Which is why the most honest way to talk about age might be to let it stay complex.

Instead of “age is just a number,” we might say: age is information. It tells us something, but not everything. It interacts with our bodies, our histories, our environments, and our expectations. It deserves curiosity more than correction.

Instead of praising people for not “looking” their age, we might learn to decouple appearance from value altogether. Instead of asking people to sum up what it feels like to be older, we might make space for answers that don’t resolve neatly.

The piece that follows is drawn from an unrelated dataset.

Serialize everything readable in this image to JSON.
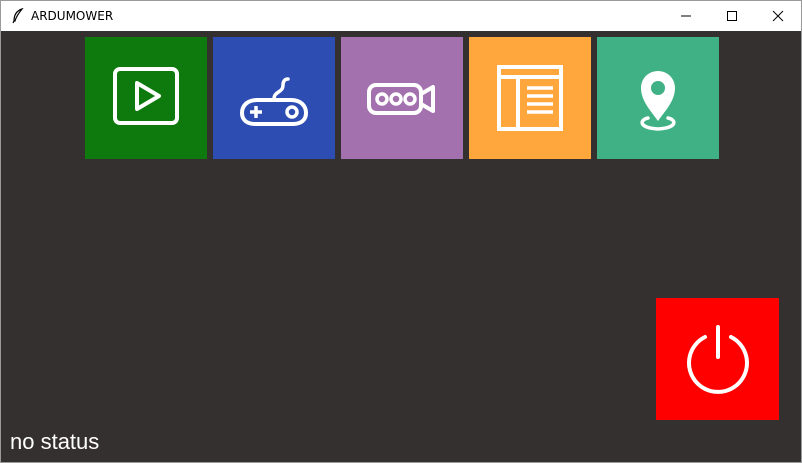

Ageing humbles us. It teaches us that control was always partial. That resilience is not about resisting change, but negotiating with it. That compassion—toward others and toward ourselves—matters more than clever slogans.

I think back to my friend now, and I wish I had responded differently. I wish I had said, “That sounds hard,” and let the conversation unfold from there. I didn’t know then what I know now. But maybe that’s also part of ageing: realizing that some of our best intentions were incomplete, and choosing to speak more carefully going forward.

My knees still ache on long walks. The stairs still ask more of me than they used to. None of this makes me old in any absolute sense, and none of it makes me young either. It just makes me here, in this body, at this point in time. And that feels like a better place to start the conversation than pretending numbers don’t matter at all.